Plan transactions with related entities smart and consider the transfer pricing perspective

Individuals responsible in a company for financial matters should not associate transfer pricing only with compliance obligations.

Already at the stage of planning transactions with related entities, it is worth remembering about TP regulations. This will ensure the transaction is arm’s length from the very implementation.

Points to remember

When it comes to tax regulations on transfer pricing, the key matter is to properly establish and maintain the terms of transactions made between related entities – in accordance with the arm’s length principle. These regulations should be taken into account at every stage of settlements with related entities. They are of particular importance when making contracts or arrangements between related entities.

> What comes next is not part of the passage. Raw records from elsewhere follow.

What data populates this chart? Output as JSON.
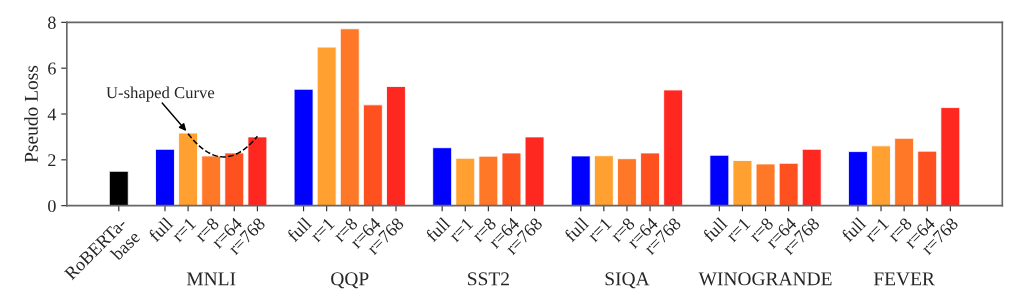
{
  "chart_data": {
    "type": "bar",
    "ylabel": "Pseudo Loss",
    "categories": [
      "RoBERTa-\nbase",
      null,
      "full",
      "r=1",
      "r=8",
      "r=64",
      "r=768",
      null,
      "full",
      "r=1",
      "r=8",
      "r=64",
      "r=768",
      null,
      "full",
      "r=1",
      "r=8",
      "r=64",
      "r=768",
      null,
      "full",
      "r=1",
      "r=8",
      "r=64",
      "r=768",
      null,
      "full",
      "r=1",
      "r=8",
      "r=64",
      "r=768",
      null,
      "full",
      "r=1",
      "r=8",
      "r=64",
      "r=768"
    ],
    "values": [
      1.5,
      null,
      2.46,
      3.17,
      2.17,
      2.3,
      3.0,
      null,
      5.08,
      6.92,
      7.72,
      4.4,
      5.2,
      null,
      2.53,
      2.07,
      2.16,
      2.3,
      3.0,
      null,
      2.17,
      2.18,
      2.05,
      2.3,
      5.05,
      null,
      2.2,
      1.97,
      1.82,
      1.85,
      2.46,
      null,
      2.36,
      2.61,
      2.94,
      2.38,
      4.28
    ],
    "colors": [
      "#000000",
      null,
      "#0000ff",
      "#ffa030",
      "#ff7828",
      "#ff5020",
      "#ff2820",
      null,
      "#0000ff",
      "#ffa030",
      "#ff7828",
      "#ff5020",
      "#ff2820",
      null,
      "#0000ff",
      "#ffa030",
      "#ff7828",
      "#ff5020",
      "#ff2820",
      null,
      "#0000ff",
      "#ffa030",
      "#ff7828",
      "#ff5020",
      "#ff2820",
      null,
      "#0000ff",
      "#ffa030",
      "#ff7828",
      "#ff5020",
      "#ff2820",
      null,
      "#0000ff",
      "#ffa030",
      "#ff7828",
      "#ff5020",
      "#ff2820"
    ],
    "ylim": [
      0,
      8
    ],
    "yticks": [
      0,
      2,
      4,
      6,
      8
    ],
    "grid": false,
    "annotations": [
      "MNLI",
      "QQP",
      "SST2",
      "SIQA",
      "WINOGRANDE",
      "FEVER",
      "U-shaped Curve"
    ]
  }
}
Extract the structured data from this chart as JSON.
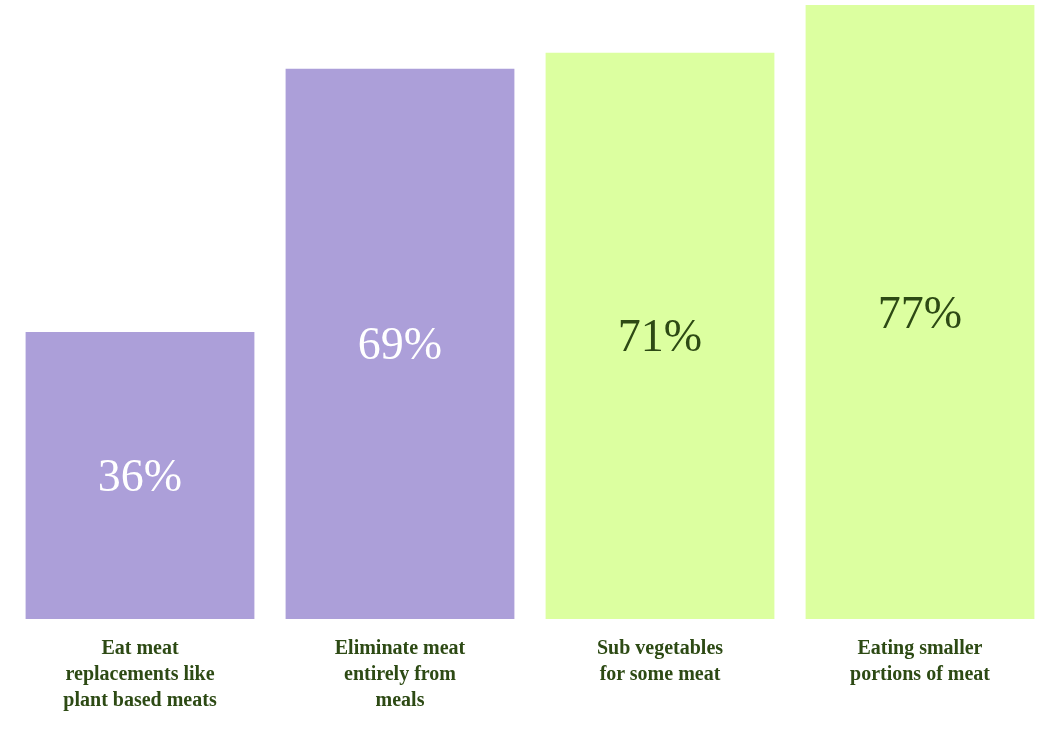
{
  "chart_data": {
    "type": "bar",
    "categories": [
      "Eat meat replacements like plant based meats",
      "Eliminate meat entirely from meals",
      "Sub vegetables for some meat",
      "Eating smaller portions of meat"
    ],
    "values": [
      36,
      69,
      71,
      77
    ],
    "colors": [
      "#ac9fd9",
      "#ac9fd9",
      "#dcffa0",
      "#dcffa0"
    ],
    "value_labels": [
      "36%",
      "69%",
      "71%",
      "77%"
    ],
    "grid": false,
    "legend": false
  }
}
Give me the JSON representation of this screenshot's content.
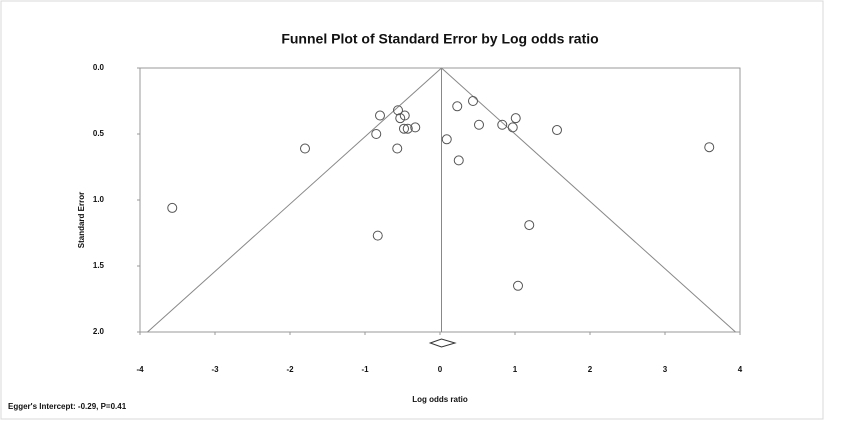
{
  "chart_data": {
    "type": "scatter",
    "title": "Funnel Plot of Standard Error by Log odds ratio",
    "x_label": "Log odds ratio",
    "y_label": "Standard Error",
    "footnote": "Egger's Intercept: -0.29, P=0.41",
    "xlim": [
      -4,
      4
    ],
    "xticks": [
      -4,
      -3,
      -2,
      -1,
      0,
      1,
      2,
      3,
      4
    ],
    "ylim": [
      0,
      2
    ],
    "y_reversed": true,
    "yticks": [
      {
        "value": 0,
        "label": "0.0"
      },
      0.5,
      {
        "value": 1,
        "label": "1.0"
      },
      1.5,
      {
        "value": 2,
        "label": "2.0"
      }
    ],
    "marker_color": "#555555",
    "x": [
      -3.57,
      -1.8,
      -0.83,
      -0.8,
      -0.85,
      -0.56,
      -0.53,
      -0.47,
      -0.48,
      -0.43,
      -0.33,
      -0.57,
      0.09,
      0.23,
      0.25,
      0.44,
      0.52,
      0.83,
      0.97,
      1.01,
      1.19,
      1.04,
      1.56,
      3.59
    ],
    "y": [
      1.06,
      0.61,
      1.27,
      0.36,
      0.5,
      0.32,
      0.38,
      0.36,
      0.46,
      0.46,
      0.45,
      0.61,
      0.54,
      0.29,
      0.7,
      0.25,
      0.43,
      0.43,
      0.45,
      0.38,
      1.19,
      1.65,
      0.47,
      0.6
    ],
    "funnel": {
      "center": 0.02,
      "bottom_left": -3.9,
      "bottom_right": 3.94
    },
    "summary": {
      "estimate": 0.02,
      "lower": -0.13,
      "upper": 0.2
    }
  }
}
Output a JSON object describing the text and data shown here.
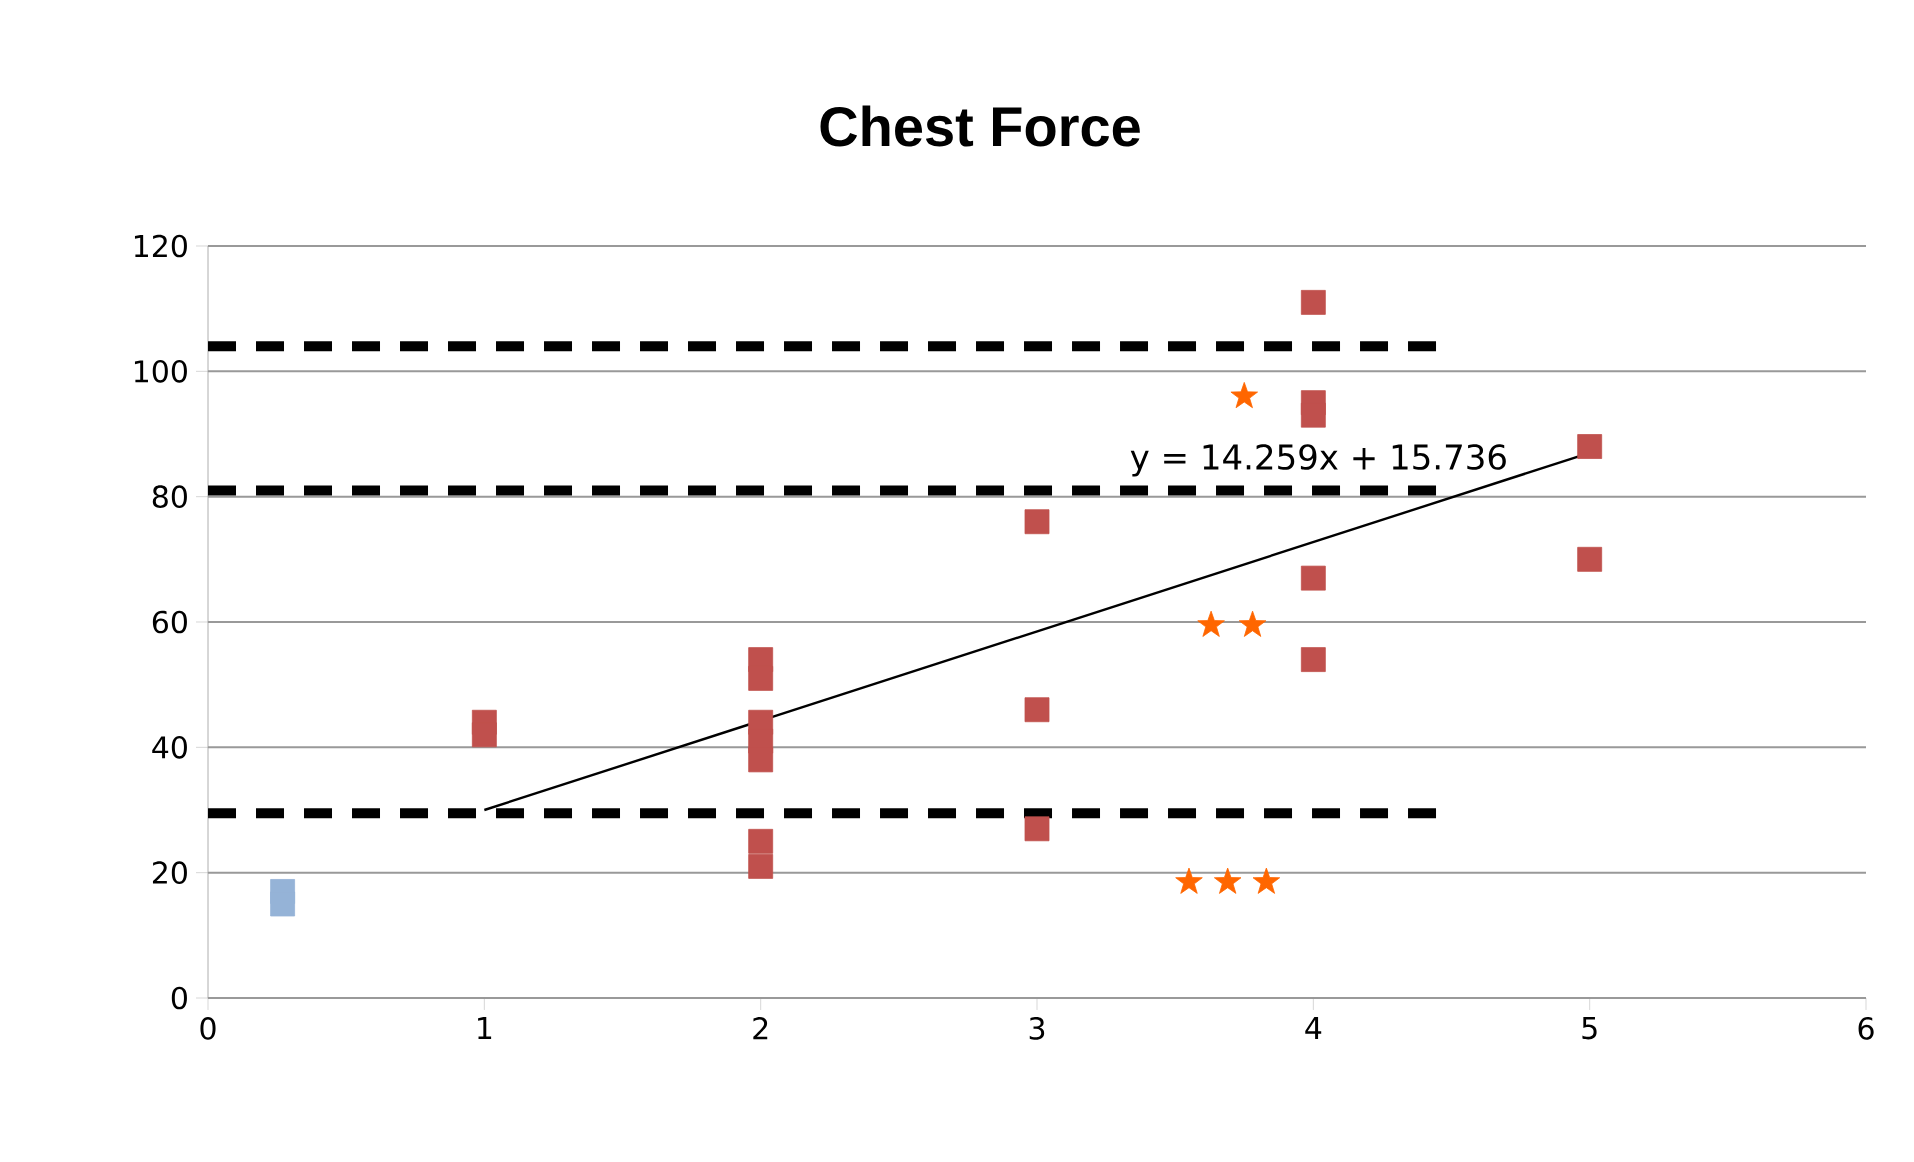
{
  "chart_data": {
    "type": "scatter",
    "title": "Chest Force",
    "xlim": [
      0,
      6
    ],
    "xticks": [
      0,
      1,
      2,
      3,
      4,
      5,
      6
    ],
    "ylim": [
      0,
      120
    ],
    "yticks": [
      0,
      20,
      40,
      60,
      80,
      100,
      120
    ],
    "grid": "y",
    "series": [
      {
        "type": "line",
        "color": "#000000",
        "line_style": "dashed",
        "marker": "none",
        "x": [
          0,
          4.45
        ],
        "values": [
          104,
          104
        ]
      },
      {
        "type": "line",
        "color": "#000000",
        "line_style": "dashed",
        "marker": "none",
        "x": [
          0,
          4.45
        ],
        "values": [
          81,
          81
        ]
      },
      {
        "type": "line",
        "color": "#000000",
        "line_style": "dashed",
        "marker": "none",
        "x": [
          0,
          4.45
        ],
        "values": [
          29.5,
          29.5
        ]
      },
      {
        "color": "#95b3d7",
        "marker": "square",
        "x": [
          0.27,
          0.27
        ],
        "values": [
          17,
          15
        ]
      },
      {
        "color": "#c0504d",
        "marker": "square",
        "x": [
          1,
          1,
          2,
          2,
          2,
          2,
          2,
          2,
          2,
          3,
          3,
          3,
          4,
          4,
          4,
          4,
          4,
          5,
          5
        ],
        "values": [
          44,
          42,
          54,
          51,
          44,
          41,
          38,
          25,
          21,
          76,
          46,
          27,
          111,
          95,
          93,
          67,
          54,
          88,
          70
        ]
      },
      {
        "color": "#ff6600",
        "marker": "star",
        "x": [
          3.75,
          3.63,
          3.78,
          3.55,
          3.69,
          3.83
        ],
        "values": [
          96,
          59.5,
          59.5,
          18.5,
          18.5,
          18.5
        ]
      },
      {
        "type": "line",
        "color": "#000000",
        "line_style": "solid",
        "marker": "none",
        "x": [
          1,
          5
        ],
        "values": [
          30,
          87
        ]
      }
    ],
    "annotations": [
      "y = 14.259x + 15.736"
    ]
  }
}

When planning a transaction, you should always consider the effects it will have in terms of transfer pricing. At the very beginning, an analysis of the business substance of the transaction is important as it will support gathering arguments for justifying its implementation.

The next stage should be a comprehensive and detailed functional analysis. It seeks to determine the importance of functions, assets and risks as well as their allocation between entities.  

Why do you need this?

The allocation of functions, assets and risks is followed by the selection of an appropriate form of remuneration. The adopted method of settlements in the transaction should be well conceived and correspond to the functional profile of the parties involved.

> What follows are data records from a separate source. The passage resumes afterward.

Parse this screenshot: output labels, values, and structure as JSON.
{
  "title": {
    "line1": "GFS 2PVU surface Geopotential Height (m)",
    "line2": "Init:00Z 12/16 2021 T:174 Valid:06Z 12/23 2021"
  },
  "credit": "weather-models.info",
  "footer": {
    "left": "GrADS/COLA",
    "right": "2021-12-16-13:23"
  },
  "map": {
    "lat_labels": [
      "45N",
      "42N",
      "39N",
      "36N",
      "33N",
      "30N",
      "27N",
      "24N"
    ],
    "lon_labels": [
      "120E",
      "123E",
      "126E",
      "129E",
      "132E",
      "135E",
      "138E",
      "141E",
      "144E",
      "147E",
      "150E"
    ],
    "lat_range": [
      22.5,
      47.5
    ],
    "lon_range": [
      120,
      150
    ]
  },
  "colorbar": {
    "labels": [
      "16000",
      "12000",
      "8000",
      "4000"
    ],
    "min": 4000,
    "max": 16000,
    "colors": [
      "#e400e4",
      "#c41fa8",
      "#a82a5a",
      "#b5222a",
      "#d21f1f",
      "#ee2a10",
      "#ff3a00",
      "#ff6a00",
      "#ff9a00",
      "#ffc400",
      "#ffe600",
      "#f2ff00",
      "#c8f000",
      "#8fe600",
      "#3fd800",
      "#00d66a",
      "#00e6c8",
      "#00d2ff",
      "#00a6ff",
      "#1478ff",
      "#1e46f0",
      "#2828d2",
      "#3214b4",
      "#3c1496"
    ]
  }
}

The next step involves preparing a benchmarking analysis. It will determine the arm’s length level of the applied remuneration in the form of a financial ratio, e.g. a share (%) or price level, etc.

Once completed, the steps outlined above will bring benefits, including:

  • ensuring that the arm’s length price is applied from the start of the transaction, and
  • securing settlements against potential upward adjustment and the charge of having applied non-arm’s length prices.

When arranging new settlements, you should also make sure to:

1) appropriately document the settlements in the form of a contract,

2) prepare a transfer pricing policy, i.e. a description of the principles for making the transactions and the adopted settlement methods, or

3) collect source documents to confirm that the transactions with related entities have been made and are justified from a business perspective.

Planning transactions from the transfer pricing perspective will significantly reduce the risk associated with the need to defend the arm’s length nature of the settlements made. Also, it will streamline and accelerate the process of meeting reporting obligations in the scope of preparing transfer pricing documentation or filing the TP-R form. Once established, the settlement model – that takes into account the transfer pricing regulations – may constitute a solid security for transfer pricing applied over several years.